Kudos, Mr. Melville for pushing me out of my comfort zone with a whale of a tail, er… tale!

This book fulfils the June/July 2020 monthly challenge of the Mind the Bookshelf Gap reading challenge.

A Book for All Seasons, a different sort of Book Challenge:

The Magdalene Deception, by Gary McAvoy

Eight stars

First and foremost, a large thank you to Reedsy Discovery and Gary McAvoy for providing me with a copy of this publication, which allows me to provide you with an unbiased review.

Always a fan of novels with Catholic and/or historical twists, this book by Gary McAvoy caught my eye as soon as I found it. Michael Dominic grew up in United States, without a father but under the watchful eye of one of the most powerful men in the Catholic Church. Having finished his seminary studies and been ordained, Dominic accepted a position within the Vatican as a researcher, where he was able to hone some of his other interests in medieval history. When he trips upon a cache of old documents, he hides them away from prying eyes in hopes of exploring them a little more, only to discover that they are written in quatrain form and speak of some fairly significant things. After speaking to a superior, Dominic meets a Swiss reporter, Hana Sinclair, who has travelled to the Holy See in order to follow a story from a Nazi-era interaction with the Vatican Bank. While their work is not necessarily complementary, Dominic and Sinclair find themselves in the middle of a third mystery, one centred in rural France where a priest was blackmailing the Vatican with a set of documents in his possession, back before the turn of the 20th century. Travelling there, Dominic is being tailed by a powerful enforcer who seeks to obtain the documents to uncover what is going on while trying to strengthen a Croatian political and religious order. When Dominic receives the document, he is able to translate them and discovers a secret from two thousand years ago, one that would truly rock the Church to its core. With a killer on his trail and needing to ensure the document is preserved, Dominic returns to the Vatican, only to find that he and Hana may have caused a major panic. A great thriller that weaves numerous storylines together effectively. Recommended to those who love a good thriller worth historical implications, as well as the reader who enjoys Vatican and Catholic politics.

There’s something about biblical revelations set against a fictional thriller that pulls me in every time. Be it the history or the politics of what entered the narrative of the biblical teachings, there is something there and loads of mystery behind what did not make it. McAvoy creates a wonderful story that never stops building throughout. His protagonist, Michael Dominic, comes from humble beginnings, but is never one to let that get him down. He finds ways to work within his limits and find true passion for all he enjoys doing, without needing to focus on the solitary of life as a priest. His grit and determination is on show here and keeps the reader connected to him throughout. Other characters offer some wonderful flavour to the overall narrative and keep things exciting, amongst all the twists and revelations. McAvoy captures the secrecy and deep-rooted history of the Vatican and its politics throughout this piece, with a strong story and plot that moves in many directions.
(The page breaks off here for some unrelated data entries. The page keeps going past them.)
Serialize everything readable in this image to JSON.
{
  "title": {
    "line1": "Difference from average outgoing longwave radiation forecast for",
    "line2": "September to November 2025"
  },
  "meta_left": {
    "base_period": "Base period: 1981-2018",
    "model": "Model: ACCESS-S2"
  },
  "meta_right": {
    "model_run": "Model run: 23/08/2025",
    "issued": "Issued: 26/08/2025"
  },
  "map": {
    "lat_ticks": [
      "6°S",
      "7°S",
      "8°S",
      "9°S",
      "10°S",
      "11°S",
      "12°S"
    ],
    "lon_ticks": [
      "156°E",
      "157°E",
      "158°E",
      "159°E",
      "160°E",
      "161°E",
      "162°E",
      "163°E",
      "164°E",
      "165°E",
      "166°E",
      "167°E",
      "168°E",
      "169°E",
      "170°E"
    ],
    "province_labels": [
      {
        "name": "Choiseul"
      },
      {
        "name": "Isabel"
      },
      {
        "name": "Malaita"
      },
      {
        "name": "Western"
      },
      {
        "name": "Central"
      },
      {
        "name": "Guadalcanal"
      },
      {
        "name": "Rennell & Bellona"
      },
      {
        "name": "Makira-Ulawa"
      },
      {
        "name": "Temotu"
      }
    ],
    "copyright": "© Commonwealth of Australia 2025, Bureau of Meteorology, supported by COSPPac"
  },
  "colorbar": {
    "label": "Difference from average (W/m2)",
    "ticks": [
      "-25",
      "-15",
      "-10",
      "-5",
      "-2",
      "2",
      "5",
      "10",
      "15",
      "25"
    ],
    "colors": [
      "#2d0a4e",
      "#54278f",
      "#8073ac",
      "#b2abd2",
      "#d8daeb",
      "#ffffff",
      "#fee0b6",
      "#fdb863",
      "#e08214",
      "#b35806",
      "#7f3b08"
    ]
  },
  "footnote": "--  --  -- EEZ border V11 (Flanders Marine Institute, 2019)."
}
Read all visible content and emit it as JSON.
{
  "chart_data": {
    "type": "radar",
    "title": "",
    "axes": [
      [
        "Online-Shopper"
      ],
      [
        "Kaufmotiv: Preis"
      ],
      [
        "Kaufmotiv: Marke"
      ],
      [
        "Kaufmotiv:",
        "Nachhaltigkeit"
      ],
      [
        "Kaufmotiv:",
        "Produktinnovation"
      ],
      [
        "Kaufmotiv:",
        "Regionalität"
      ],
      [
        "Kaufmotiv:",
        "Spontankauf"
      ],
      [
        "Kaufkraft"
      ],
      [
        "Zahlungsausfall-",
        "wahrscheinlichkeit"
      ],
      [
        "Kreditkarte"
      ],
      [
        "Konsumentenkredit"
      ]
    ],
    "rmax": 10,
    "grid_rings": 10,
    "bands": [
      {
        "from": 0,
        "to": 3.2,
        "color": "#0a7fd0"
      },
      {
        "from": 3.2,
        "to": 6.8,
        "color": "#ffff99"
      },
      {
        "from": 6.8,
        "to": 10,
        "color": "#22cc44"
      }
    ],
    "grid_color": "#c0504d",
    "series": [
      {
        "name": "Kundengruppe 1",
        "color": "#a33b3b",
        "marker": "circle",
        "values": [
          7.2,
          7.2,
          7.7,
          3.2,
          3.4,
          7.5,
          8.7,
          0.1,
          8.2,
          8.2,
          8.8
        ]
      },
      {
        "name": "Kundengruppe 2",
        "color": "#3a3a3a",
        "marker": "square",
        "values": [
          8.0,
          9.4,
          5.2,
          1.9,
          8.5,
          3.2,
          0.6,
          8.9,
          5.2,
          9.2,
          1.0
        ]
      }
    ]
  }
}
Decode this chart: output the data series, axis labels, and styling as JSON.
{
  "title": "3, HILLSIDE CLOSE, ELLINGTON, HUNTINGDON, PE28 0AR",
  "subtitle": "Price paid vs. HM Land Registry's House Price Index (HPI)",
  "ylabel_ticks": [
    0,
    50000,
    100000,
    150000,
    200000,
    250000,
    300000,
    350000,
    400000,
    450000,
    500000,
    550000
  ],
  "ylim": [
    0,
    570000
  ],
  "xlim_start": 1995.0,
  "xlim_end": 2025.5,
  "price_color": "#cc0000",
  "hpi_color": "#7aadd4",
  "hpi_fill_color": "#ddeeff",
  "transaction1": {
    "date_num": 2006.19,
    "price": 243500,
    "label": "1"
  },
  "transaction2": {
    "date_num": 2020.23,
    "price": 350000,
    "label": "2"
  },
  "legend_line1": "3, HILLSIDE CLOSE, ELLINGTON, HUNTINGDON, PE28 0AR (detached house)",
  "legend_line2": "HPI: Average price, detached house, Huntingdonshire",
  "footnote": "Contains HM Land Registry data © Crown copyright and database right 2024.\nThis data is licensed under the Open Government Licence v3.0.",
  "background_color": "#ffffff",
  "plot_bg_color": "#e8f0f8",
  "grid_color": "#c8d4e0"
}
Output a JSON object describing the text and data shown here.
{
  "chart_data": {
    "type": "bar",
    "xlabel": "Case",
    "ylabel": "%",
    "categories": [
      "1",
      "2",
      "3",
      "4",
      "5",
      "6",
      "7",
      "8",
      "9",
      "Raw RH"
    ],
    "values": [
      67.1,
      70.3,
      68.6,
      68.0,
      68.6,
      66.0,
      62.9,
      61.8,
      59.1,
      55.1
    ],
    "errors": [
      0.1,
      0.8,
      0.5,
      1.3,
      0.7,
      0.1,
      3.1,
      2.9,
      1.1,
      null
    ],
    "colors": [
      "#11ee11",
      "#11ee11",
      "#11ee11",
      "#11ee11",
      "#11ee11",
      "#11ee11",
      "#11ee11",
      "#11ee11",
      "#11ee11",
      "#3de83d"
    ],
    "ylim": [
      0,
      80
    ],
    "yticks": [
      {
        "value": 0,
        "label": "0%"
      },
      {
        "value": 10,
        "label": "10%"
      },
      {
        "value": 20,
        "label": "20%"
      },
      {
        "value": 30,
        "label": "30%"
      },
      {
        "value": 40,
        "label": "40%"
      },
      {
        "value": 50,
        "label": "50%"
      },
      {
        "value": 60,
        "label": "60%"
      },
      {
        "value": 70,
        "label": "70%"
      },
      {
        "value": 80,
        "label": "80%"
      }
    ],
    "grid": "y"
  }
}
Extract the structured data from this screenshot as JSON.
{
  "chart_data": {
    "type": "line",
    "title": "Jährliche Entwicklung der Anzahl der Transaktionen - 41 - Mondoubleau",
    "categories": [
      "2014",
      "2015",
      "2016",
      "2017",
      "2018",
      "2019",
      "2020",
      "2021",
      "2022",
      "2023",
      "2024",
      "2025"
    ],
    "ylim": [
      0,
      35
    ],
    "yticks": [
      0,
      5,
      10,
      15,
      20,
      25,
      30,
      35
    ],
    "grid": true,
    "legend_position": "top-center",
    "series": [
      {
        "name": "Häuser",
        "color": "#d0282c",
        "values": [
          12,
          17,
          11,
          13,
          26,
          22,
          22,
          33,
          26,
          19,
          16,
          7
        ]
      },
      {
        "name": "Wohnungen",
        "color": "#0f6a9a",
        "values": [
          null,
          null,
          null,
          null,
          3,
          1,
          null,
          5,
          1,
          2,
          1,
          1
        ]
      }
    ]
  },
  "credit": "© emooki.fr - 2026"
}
While there is the inherent biblical document that is revealed, there is not too much of a focus on its gnostic or apocryphal nature, but more that it adds new depths to the narrative of the Church’s past decisions on how to portray the Christian story. With a mix of longer and short chapters, McAvoy pulls the reader in and keeps them guessing, while also refusing to place a damper on the action. Juggling modern and ancient Church issues, McAvoy does not lose his reader at any point, as his writing is so clear that the attentive reader will likely want more. I look forward to more by the author, with Michael Dominic or others in the protagonist’s seat.

Kudos, Mr. McAvoy, for this wonderful book. This may have been the first of your books that I have read, but it will not be the last.